Bodily invited WSU students to get involved with volunteering within the hospice program.
“This is a valuable opportunity for anyone that would like to give back to the community by being matched with a patient who finds themselves in need,” she said.
Chanuk Jeong, the community chair for the Center for Diversity and Unity and certified volunteer with Inspiration Hospice, said hospice is not an easy topic to discuss. Still, Jeong said he could not emphasize enough the positive experience Inspiration Hospice provides.
“This is really amazing experience for me, and for the patients . . . I (had) kind of a hard time before (volunteering with Inspiration Hospice),” Jeong said. “Staying (in another country) is not easy at all. The culture and language barrier . . . all of those things make me uncomfortable and lonely. After I (began volunteering), I realized how I was stupid. All the patients envy my every single second and my young age. For them, what they really want is not money, nice car, nice house, good food — but my time.”
Jeong described the satisfaction he’s gotten from interacting with the patients in even the smallest ways.
“Even that little stuff can give to other huge happiness,” he said. “I just want Weber State University to know this feeling.”

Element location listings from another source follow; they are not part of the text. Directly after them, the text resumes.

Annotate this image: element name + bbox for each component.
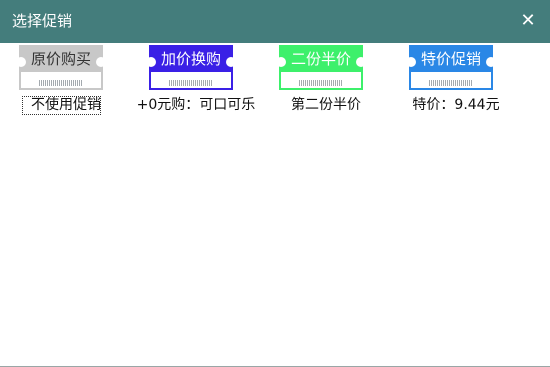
barcode-icon [429,80,473,86]
coupon-badge: 二份半价 [281,47,361,72]
coupon-badge: 原价购买 [21,47,101,72]
ticket-notch-right [356,57,366,67]
barcode-icon [169,80,213,86]
coupon-caption[interactable]: 第二份半价 [256,95,396,115]
ticket-notch-right [226,57,236,67]
coupon-add-purchase[interactable]: 加价换购 +0元购：可口可乐 [126,43,266,123]
coupon-special-price[interactable]: 特价促销 特价：9.44元 [386,43,526,123]
titlebar: 选择促销 ✕ [0,0,550,43]
ticket-notch-left [276,57,286,67]
ticket-notch-right [486,57,496,67]
coupon-second-half-price[interactable]: 二份半价 第二份半价 [256,43,396,123]
coupon-ticket[interactable]: 二份半价 [276,45,366,90]
barcode-icon [39,80,83,86]
coupon-badge: 加价换购 [151,47,231,72]
coupon-caption[interactable]: 特价：9.44元 [386,95,526,115]
coupon-ticket[interactable]: 原价购买 [16,45,106,90]
close-icon[interactable]: ✕ [518,9,538,33]
coupon-ticket[interactable]: 特价促销 [406,45,496,90]
ticket-notch-left [146,57,156,67]
ticket-notch-right [96,57,106,67]
coupon-ticket[interactable]: 加价换购 [146,45,236,90]
ticket-notch-left [406,57,416,67]
barcode-icon [299,80,343,86]
coupon-badge: 特价促销 [411,47,491,72]
window-title: 选择促销 [12,12,73,30]
ticket-notch-left [16,57,26,67]
coupon-original-price[interactable]: 原价购买 不使用促销 [0,43,136,123]
coupon-caption[interactable]: +0元购：可口可乐 [126,95,266,115]
coupon-list: 原价购买 不使用促销 加价换购 +0元购：可口可乐 二份半价 第二份半价 特价促… [0,43,550,123]
selection-focus-rect [22,96,101,115]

Many students attended the event, including those preparing to enter the medical field. One such program has reached its 60th anniversary. WSU’s prestigious nursing program began in 1953 under the direction of Ruth Swenson, who aided WSU in the participation of a pilot program that revolutionized nursing programs across the country.
Mildred Montag, a doctoral student at Teacher’s College and director of the Adelphi College School of Nursing, designed the rigorous associate’s degree in nursing as an alternative to the programs that were standard at the time. What started as several community college pilot programs has grown to encompass more than 900 programs across the country.

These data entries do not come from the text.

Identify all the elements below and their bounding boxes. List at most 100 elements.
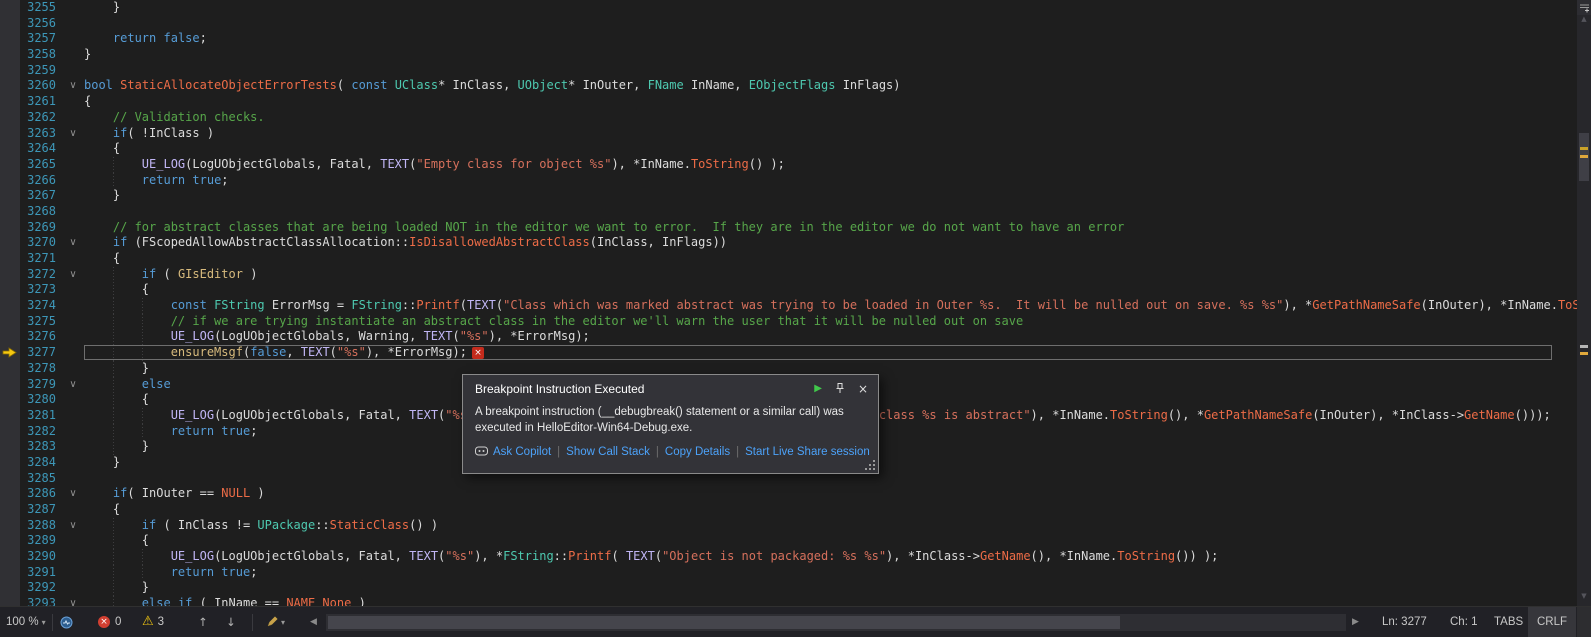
breakpoint-margin[interactable] (0, 392, 20, 408)
code-text[interactable] (84, 204, 1591, 220)
next-issue-button[interactable]: ↓ (226, 607, 236, 637)
breakpoint-margin[interactable] (0, 439, 20, 455)
code-text[interactable]: if( InOuter == NULL ) (84, 486, 1591, 502)
breakpoint-margin[interactable] (0, 424, 20, 440)
column-indicator[interactable]: Ch: 1 (1450, 607, 1478, 637)
breakpoint-margin[interactable] (0, 408, 20, 424)
fold-chevron-icon[interactable]: ∨ (62, 126, 84, 142)
code-text[interactable]: } (84, 188, 1591, 204)
fold-chevron-icon[interactable]: ∨ (62, 518, 84, 534)
code-text[interactable]: { (84, 502, 1591, 518)
vertical-scrollbar[interactable]: ▲ ▼ (1577, 0, 1591, 606)
breakpoint-margin[interactable] (0, 157, 20, 173)
fold-chevron-icon[interactable]: ∨ (62, 267, 84, 283)
code-text[interactable]: return false; (84, 31, 1591, 47)
code-text[interactable] (84, 63, 1591, 79)
code-text[interactable]: return true; (84, 565, 1591, 581)
fold-chevron-icon[interactable]: ∨ (62, 596, 84, 606)
fold-chevron-icon[interactable]: ∨ (62, 235, 84, 251)
breakpoint-margin[interactable] (0, 188, 20, 204)
code-text[interactable]: if ( InClass != UPackage::StaticClass() … (84, 518, 1591, 534)
fold-chevron-icon[interactable]: ∨ (62, 486, 84, 502)
code-text[interactable]: bool StaticAllocateObjectErrorTests( con… (84, 78, 1591, 94)
code-text[interactable]: UE_LOG(LogUObjectGlobals, Warning, TEXT(… (84, 329, 1591, 345)
zoom-control[interactable]: 100 %▾ (6, 607, 46, 637)
resize-grip[interactable] (873, 468, 875, 470)
breakpoint-margin[interactable] (0, 549, 20, 565)
breakpoint-margin[interactable] (0, 63, 20, 79)
code-text[interactable] (84, 16, 1591, 32)
breakpoint-margin[interactable] (0, 329, 20, 345)
eol-indicator[interactable]: CRLF (1528, 607, 1576, 637)
code-text[interactable]: // if we are trying instantiate an abstr… (84, 314, 1591, 330)
warning-indicator[interactable]: ⚠3 (142, 607, 164, 637)
breakpoint-margin[interactable] (0, 94, 20, 110)
code-text[interactable]: { (84, 94, 1591, 110)
breakpoint-margin[interactable] (0, 78, 20, 94)
breakpoint-margin[interactable] (0, 204, 20, 220)
breakpoint-margin[interactable] (0, 47, 20, 63)
breakpoint-margin[interactable] (0, 565, 20, 581)
breakpoint-margin[interactable] (0, 173, 20, 189)
breakpoint-margin[interactable] (0, 251, 20, 267)
breakpoint-margin[interactable] (0, 361, 20, 377)
code-text[interactable]: else if ( InName == NAME_None ) (84, 596, 1591, 606)
code-cleanup-button[interactable]: ▾ (266, 607, 285, 637)
copy-details-link[interactable]: Copy Details (665, 446, 730, 458)
execution-pointer-margin[interactable] (0, 345, 20, 361)
show-call-stack-link[interactable]: Show Call Stack (566, 446, 650, 458)
breakpoint-margin[interactable] (0, 298, 20, 314)
breakpoint-margin[interactable] (0, 314, 20, 330)
pin-icon[interactable] (834, 382, 846, 396)
code-text[interactable]: // Validation checks. (84, 110, 1591, 126)
document-health-icon[interactable] (60, 616, 73, 629)
breakpoint-margin[interactable] (0, 486, 20, 502)
code-text[interactable]: if ( GIsEditor ) (84, 267, 1591, 283)
breakpoint-margin[interactable] (0, 282, 20, 298)
breakpoint-margin[interactable] (0, 235, 20, 251)
code-text[interactable]: UE_LOG(LogUObjectGlobals, Fatal, TEXT("E… (84, 157, 1591, 173)
line-indicator[interactable]: Ln: 3277 (1382, 607, 1427, 637)
breakpoint-margin[interactable] (0, 518, 20, 534)
breakpoint-margin[interactable] (0, 596, 20, 606)
code-text[interactable]: } (84, 580, 1591, 596)
start-live-share-link[interactable]: Start Live Share session (745, 446, 870, 458)
breakpoint-margin[interactable] (0, 31, 20, 47)
breakpoint-margin[interactable] (0, 377, 20, 393)
prev-issue-button[interactable]: ↑ (198, 607, 208, 637)
breakpoint-margin[interactable] (0, 580, 20, 596)
hscroll-right-arrow[interactable]: ▶ (1352, 607, 1359, 637)
code-text[interactable]: } (84, 47, 1591, 63)
horizontal-scrollbar[interactable] (326, 614, 1346, 631)
code-text[interactable]: { (84, 251, 1591, 267)
code-text[interactable]: { (84, 141, 1591, 157)
ask-copilot-link[interactable]: Ask Copilot (493, 446, 551, 458)
breakpoint-margin[interactable] (0, 471, 20, 487)
scroll-up-icon[interactable]: ▲ (1577, 15, 1591, 23)
breakpoint-margin[interactable] (0, 110, 20, 126)
breakpoint-hit-icon[interactable]: × (472, 347, 484, 359)
code-text[interactable]: if( !InClass ) (84, 126, 1591, 142)
code-text[interactable]: return true; (84, 173, 1591, 189)
scroll-down-icon[interactable]: ▼ (1577, 592, 1591, 600)
code-text[interactable]: UE_LOG(LogUObjectGlobals, Fatal, TEXT("%… (84, 549, 1591, 565)
breakpoint-margin[interactable] (0, 141, 20, 157)
fold-chevron-icon[interactable]: ∨ (62, 377, 84, 393)
fold-chevron-icon[interactable]: ∨ (62, 78, 84, 94)
horizontal-scrollbar-thumb[interactable] (328, 616, 1120, 629)
continue-button[interactable]: ▶ (814, 383, 822, 395)
split-editor-icon[interactable] (1577, 0, 1591, 15)
hscroll-left-arrow[interactable]: ◀ (310, 607, 317, 637)
tabs-indicator[interactable]: TABS (1494, 607, 1523, 637)
breakpoint-margin[interactable] (0, 126, 20, 142)
close-icon[interactable]: × (858, 383, 868, 395)
breakpoint-margin[interactable] (0, 267, 20, 283)
code-text[interactable]: // for abstract classes that are being l… (84, 220, 1591, 236)
code-area[interactable]: 3255 }32563257 return false;3258}3259326… (0, 0, 1591, 606)
code-text[interactable]: if (FScopedAllowAbstractClassAllocation:… (84, 235, 1591, 251)
code-text[interactable]: { (84, 533, 1591, 549)
code-text[interactable]: } (84, 0, 1591, 16)
breakpoint-margin[interactable] (0, 0, 20, 16)
breakpoint-margin[interactable] (0, 455, 20, 471)
breakpoint-margin[interactable] (0, 533, 20, 549)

Events such as the presentation by Inspiration Hospice help to more closely engage the medical community of Ogden with WSU students soon to be entering the work force.
The Ezekiel R. Dumke College of Health Professions School of Nursing’s mission is “to prepare nurses at the practical, associate, baccalaureate, and master’s degree levels while offering an academic setting wherein excellence, global awareness, and diversity are core values.” Volunteering opportunities like those presented through Inspiration Hospice directly correlate with this mission by giving students real-world experience with patients.
Bodily said she believes every student, regardless of their interest in entering the medical field, would benefit from volunteering in the program.
“Whether you are in the nursing programs, pre-med, engineering, accounting or even working on generals . . . to be able to make a difference in someone’s day by sitting with them and visiting for an hour each week is amazing.”